The world headquarters of the Penguin Random House joint venture will be in New York. It will employ more than 10,000 people worldwide and generate annual revenues of around €3bn (£2.5bn).
The merger comes at a critical time for the companies, as well as for the wider book publishing industry which spent most of the last decade in major turmoil, as new online businesses like Amazon, Google and Apple tried to stake their claims on their traditional business.
Heavy discounting by online retailers and supermarkets has made it harder and harder for specialist book chains and independent booksellers to survive, leaving publishers with many fewer places to sell their products.
Meanwhile, the rapid adoption of e-books has driven prices down further, increased competition from self-published authors and made it considerably easier for people to get their hands on pirated copies of books.
Pearson and Bertelsmann hope that joining forces will give their publishing assets the scale they need to compete with the growing challenges to their business, by catapulting them ahead of rival Hachette to become the biggest publisher in the world.
The deal also scuppers plans by media tycoon Rupert Murdoch, who was reportedly mulling a £1bn cash offer for the book publisher.
The combined entity will have around a 27pc share of the UK’s book publishing market and 25pc share in the US.
Penguin owner Pearson will control 47pc of the Penguin Random House joint venture and Random House owner Bertelsmann the rest.
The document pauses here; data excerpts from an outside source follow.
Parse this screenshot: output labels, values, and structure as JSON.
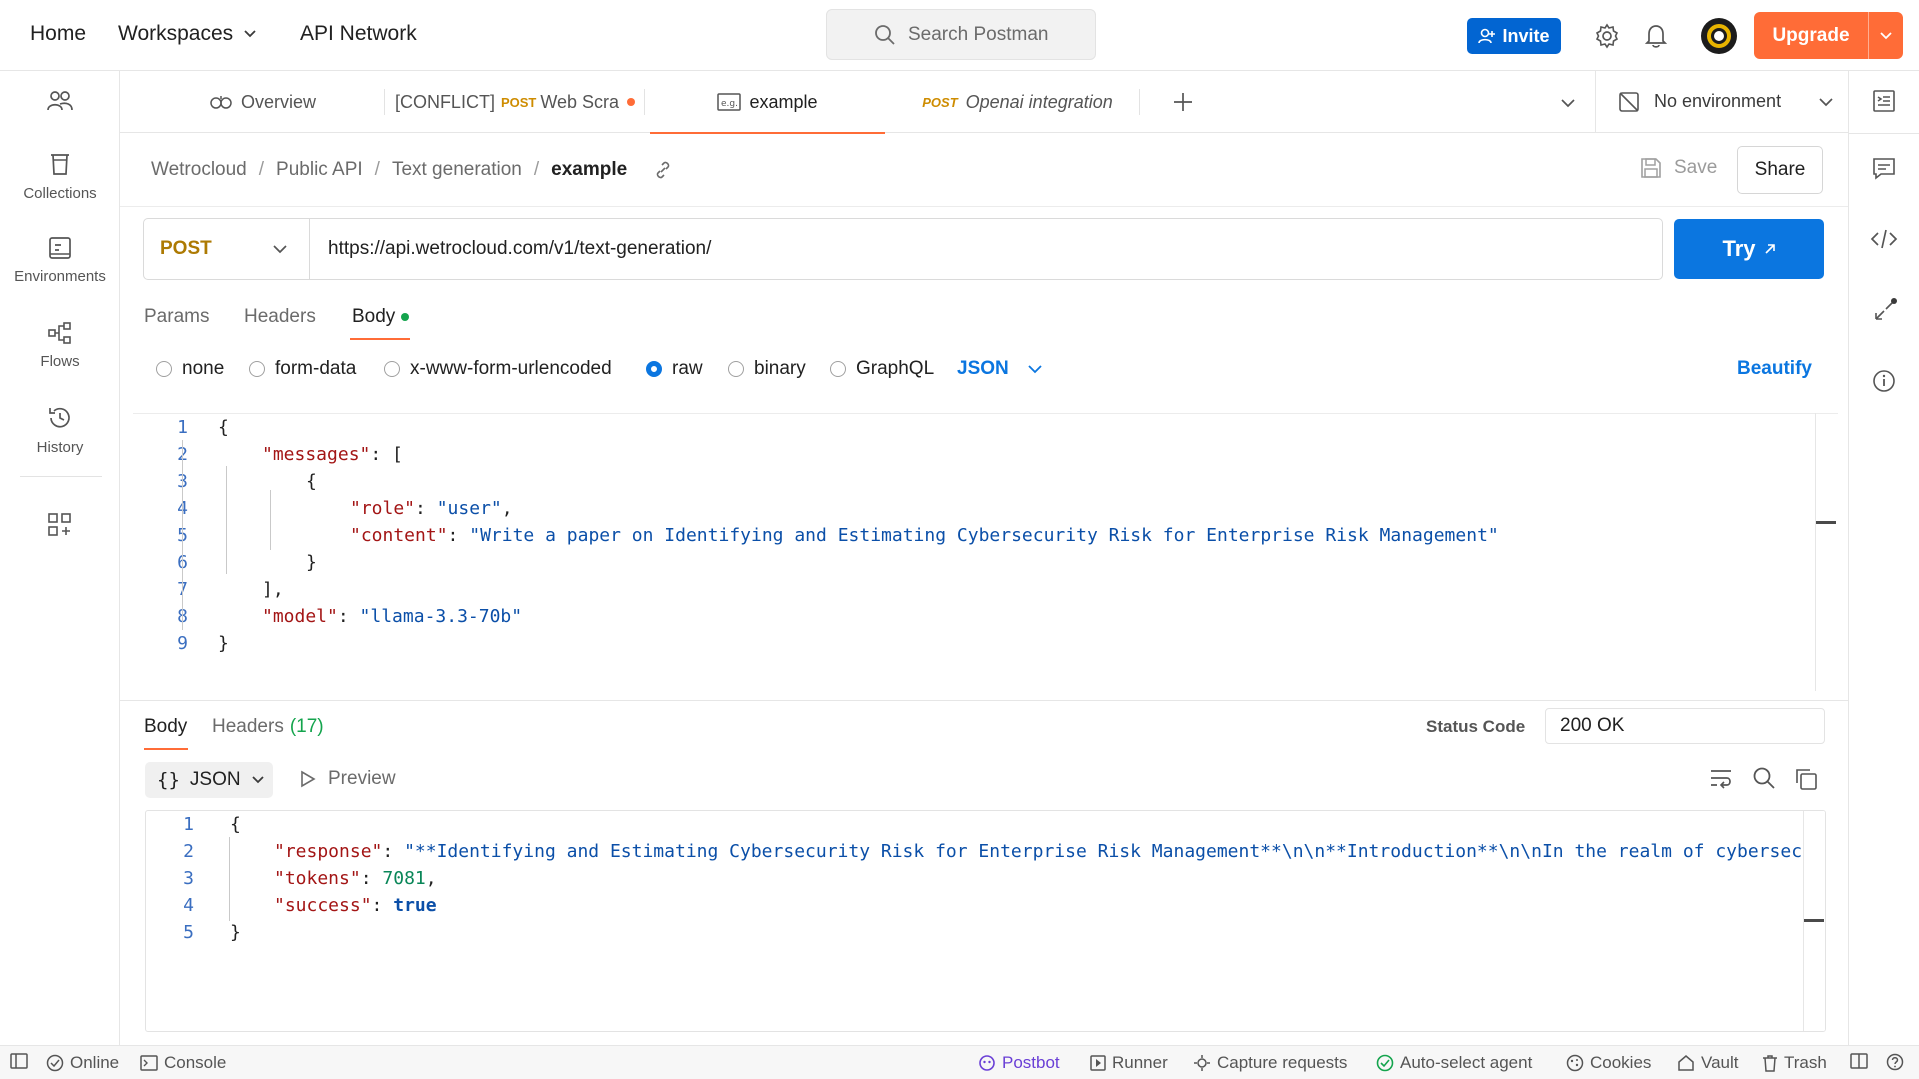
{
  "topbar": {
    "nav": [
      "Home",
      "Workspaces",
      "API Network"
    ],
    "search_placeholder": "Search Postman",
    "invite_label": "Invite",
    "upgrade_label": "Upgrade"
  },
  "sidebar": {
    "items": [
      {
        "label": "Collections"
      },
      {
        "label": "Environments"
      },
      {
        "label": "Flows"
      },
      {
        "label": "History"
      }
    ]
  },
  "tabs": [
    {
      "label": "Overview"
    },
    {
      "prefix": "[CONFLICT]",
      "method": "POST",
      "label": "Web Scra"
    },
    {
      "label": "example"
    },
    {
      "method": "POST",
      "label": "Openai integration"
    }
  ],
  "environment": "No environment",
  "breadcrumb": [
    "Wetrocloud",
    "Public API",
    "Text generation",
    "example"
  ],
  "actions": {
    "save": "Save",
    "share": "Share"
  },
  "request": {
    "method": "POST",
    "url": "https://api.wetrocloud.com/v1/text-generation/",
    "try_label": "Try",
    "subtabs": [
      "Params",
      "Headers",
      "Body"
    ],
    "body_types": [
      "none",
      "form-data",
      "x-www-form-urlencoded",
      "raw",
      "binary",
      "GraphQL"
    ],
    "selected_body_type": "raw",
    "language": "JSON",
    "beautify": "Beautify",
    "line_numbers": [
      "1",
      "2",
      "3",
      "4",
      "5",
      "6",
      "7",
      "8",
      "9"
    ],
    "body_lines": {
      "l1": "{",
      "l2_key": "\"messages\"",
      "l2_rest": ": [",
      "l3": "{",
      "l4_key": "\"role\"",
      "l4_colon": ": ",
      "l4_val": "\"user\"",
      "l4_end": ",",
      "l5_key": "\"content\"",
      "l5_colon": ": ",
      "l5_val": "\"Write a paper on Identifying and Estimating Cybersecurity Risk for Enterprise Risk Management\"",
      "l6": "}",
      "l7": "],",
      "l8_key": "\"model\"",
      "l8_colon": ": ",
      "l8_val": "\"llama-3.3-70b\"",
      "l9": "}"
    }
  },
  "response": {
    "tabs": {
      "body": "Body",
      "headers": "Headers",
      "headers_count": "(17)"
    },
    "status_label": "Status Code",
    "status_value": "200 OK",
    "format": "JSON",
    "preview": "Preview",
    "line_numbers": [
      "1",
      "2",
      "3",
      "4",
      "5"
    ],
    "lines": {
      "l1": "{",
      "l2_key": "\"response\"",
      "l2_colon": ": ",
      "l2_val": "\"**Identifying and Estimating Cybersecurity Risk for Enterprise Risk Management**\\n\\n**Introduction**\\n\\nIn the realm of cybersecurity",
      "l3_key": "\"tokens\"",
      "l3_colon": ": ",
      "l3_val": "7081",
      "l3_end": ",",
      "l4_key": "\"success\"",
      "l4_colon": ": ",
      "l4_val": "true",
      "l5": "}"
    }
  },
  "footer": {
    "online": "Online",
    "console": "Console",
    "postbot": "Postbot",
    "runner": "Runner",
    "capture": "Capture requests",
    "agent": "Auto-select agent",
    "cookies": "Cookies",
    "vault": "Vault",
    "trash": "Trash"
  },
  "colors": {
    "accent_orange": "#ff6c37",
    "invite_blue": "#0265d2",
    "try_blue": "#0b76e0",
    "method_post": "#ad7a03",
    "status_dot_green": "#14a44d",
    "tab_underline": "#ff6c37"
  }
}
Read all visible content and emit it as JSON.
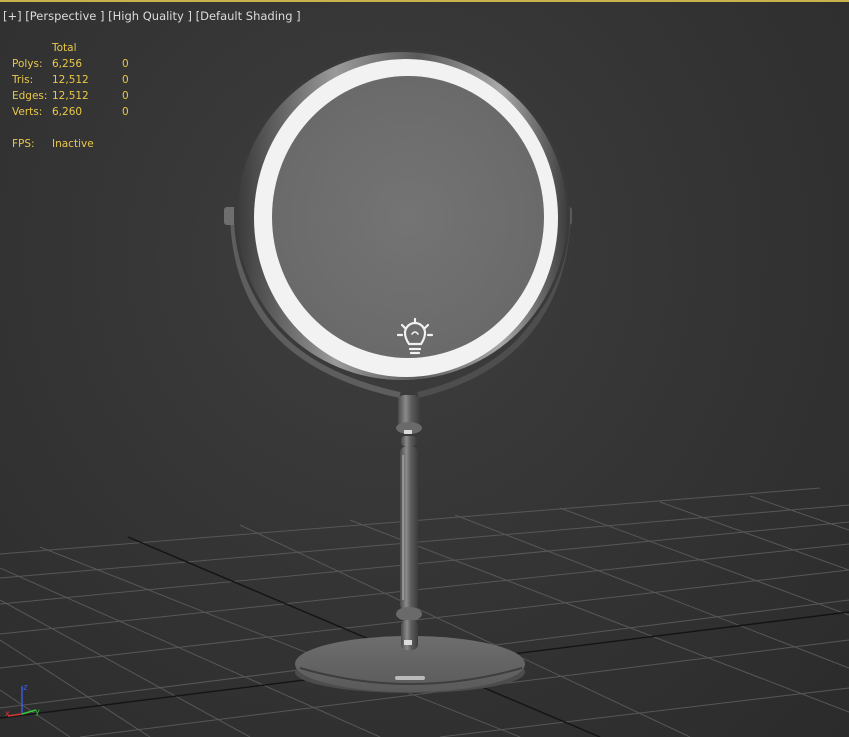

Thomas Rabe, the Bertelsmann chairman and chief executive, said: “Together, we can and will invest on a much larger scale than separately in diverse content, author development and support, the publishing talent, the entire spectrum of physical and digital book acquisitions, production, marketing, and distribution, and also in fast-growing markets of the future.”
Markus Dohle, the former chief executive of Random House, is chief executive of the new company and John Makinson, the former Penguin chief executive, is chairman.
Bertelsmann has appointed five representatives to the Penguin Random House board and Pearson four.
Representing Pearson are: John Makinson, chairman of Penguin Random House, John Fallon, chief executive of Pearson; Coram Williams, chief financial officer of Penguin Random House) and Philip Hoffman, senior Vice-President of Corporate Finance & Strategy at Pearson.